In Libya, where the Obama-ites helped to topple dictator Moammar Qaddafi but then pointedly refused to send in American “occupiers” or “boots on the ground” even as chaos ensued and the American ambassador was murdered, ISIS has now established a strong foothold, with thousands of Libyan ISIS volunteers flooding into Iraq and Syria to join the jihad.
Iraq, of course, is the best example of where Obama inherited a favorable strategic situation, pulled out American troops and support, and thus opened the door to ISIS. Now a report from the Institute for the Study of War indicates that the same thing may be happening in Afghanistan.
Since the death of the Taliban’s key leader Muhammed Omar some years ago, the Islamist guerrilla group has been in disarray and crippled by infighting. Instead of taking advantage of the Taliban’s weakness, however, Obama has chosen to weaken our presence there — while media reports like the one of the bombing of the hospital in Kunduz, buttress the belief that we can’t leave Afghanistan too quickly.
Unfortunately, ISIS has stepped into the growing Afghan power vacuum. It now controls key villages in Nangarhar province, located a few miles east of the capital, Kabul. As ISIS’s operations expand, military experts expect them to launch attacks on U.S. and Afghan army forces in Jalalabad, the provincial capital. Even if the attacks fail, they would be spectacular proof that ISIS has seized the initiative in Afghanistan while the U.S. continues to lead from behind — or more precisely, continues to turn and run.
Which brings us back to Obama’s failing strategy.
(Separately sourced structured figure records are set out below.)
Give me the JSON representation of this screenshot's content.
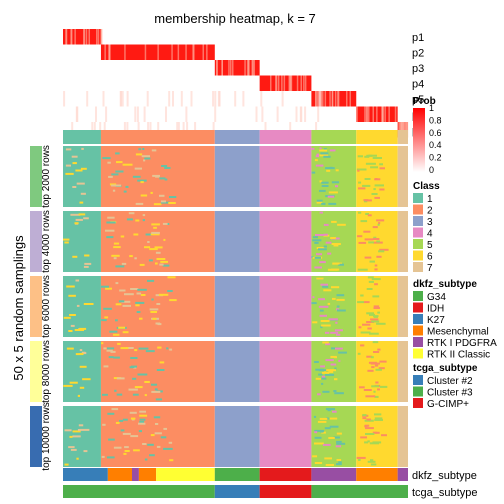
{
  "chart_data": {
    "type": "heatmap",
    "title": "membership heatmap, k = 7",
    "ylabel": "50 x 5 random samplings",
    "prob_rows": [
      "p1",
      "p2",
      "p3",
      "p4",
      "p5",
      "p6",
      "p7"
    ],
    "prob_col_spans": [
      {
        "row": "p1",
        "from": 0.0,
        "to": 0.11
      },
      {
        "row": "p2",
        "from": 0.11,
        "to": 0.44
      },
      {
        "row": "p3",
        "from": 0.44,
        "to": 0.57
      },
      {
        "row": "p4",
        "from": 0.57,
        "to": 0.72
      },
      {
        "row": "p5",
        "from": 0.72,
        "to": 0.85
      },
      {
        "row": "p6",
        "from": 0.85,
        "to": 0.97
      },
      {
        "row": "p7",
        "from": 0.97,
        "to": 1.0
      }
    ],
    "class_fractions": [
      0.11,
      0.33,
      0.13,
      0.15,
      0.13,
      0.12,
      0.03
    ],
    "groups": [
      "top 2000 rows",
      "top 4000 rows",
      "top 6000 rows",
      "top 8000 rows",
      "top 10000 rows"
    ],
    "annotation_tracks": [
      "dkfz_subtype",
      "tcga_subtype"
    ],
    "legend": {
      "prob": {
        "title": "Prob",
        "ticks": [
          "1",
          "0.8",
          "0.6",
          "0.4",
          "0.2",
          "0"
        ]
      },
      "class": {
        "title": "Class",
        "items": [
          {
            "label": "1",
            "color": "#66C2A5"
          },
          {
            "label": "2",
            "color": "#FC8D62"
          },
          {
            "label": "3",
            "color": "#8DA0CB"
          },
          {
            "label": "4",
            "color": "#E78AC3"
          },
          {
            "label": "5",
            "color": "#A6D854"
          },
          {
            "label": "6",
            "color": "#FFD92F"
          },
          {
            "label": "7",
            "color": "#E5C494"
          }
        ]
      },
      "dkfz_subtype": {
        "title": "dkfz_subtype",
        "items": [
          {
            "label": "G34",
            "color": "#4DAF4A"
          },
          {
            "label": "IDH",
            "color": "#E41A1C"
          },
          {
            "label": "K27",
            "color": "#377EB8"
          },
          {
            "label": "Mesenchymal",
            "color": "#FF7F00"
          },
          {
            "label": "RTK I PDGFRA",
            "color": "#984EA3"
          },
          {
            "label": "RTK II Classic",
            "color": "#FFFF33"
          }
        ]
      },
      "tcga_subtype": {
        "title": "tcga_subtype",
        "items": [
          {
            "label": "Cluster #2",
            "color": "#377EB8"
          },
          {
            "label": "Cluster #3",
            "color": "#4DAF4A"
          },
          {
            "label": "G-CIMP+",
            "color": "#E41A1C"
          }
        ]
      }
    },
    "group_colors": [
      "#7FC97F",
      "#BEAED4",
      "#FDC086",
      "#FFFF99",
      "#386CB0"
    ],
    "prob_colors": {
      "low": "#FFFFFF",
      "high": "#FF0000"
    }
  }
}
Historical analogies are never exact, but suppose the Allies in the Second World War had decided the best way to defeat Nazi Germany was to do or say nothing for fear it might provoke a Nazi “overreaction.”
Imagine if the Allies decided that the best response to Hitler’s takeover of Czechoslovakia or invasion of Poland was to avoid any over overt military response, for fear it might alienate Germans who opposed Hitler.
Absurd? Yet that is exactly what the Allies, i.e., Britain and France, did in 1939–40. As Hitler overran Poland, and began rounding up the Jews of central Europe, the British and French cowered behind the Maginot Line, assuming that its powerful defenses would keep them safe.
It didn’t. Instead, it only gave Hitler time to prepare and perfect the kind of war that the Allies were least prepared to face, a Blitzkrieg war, that rendered the Maginot Line irrelevant — and brought catastrophe to France and near-defeat to Great Britain.
Again, historical analogies are rarely exact. But the fact is, drone strikes on ISIS have become Obama’s Maginot Line. If he imagines playing the waiting game is going to defeat a confident and fanatical foe like ISIS, we can expect more Nangarhars — and more San Bernardinos.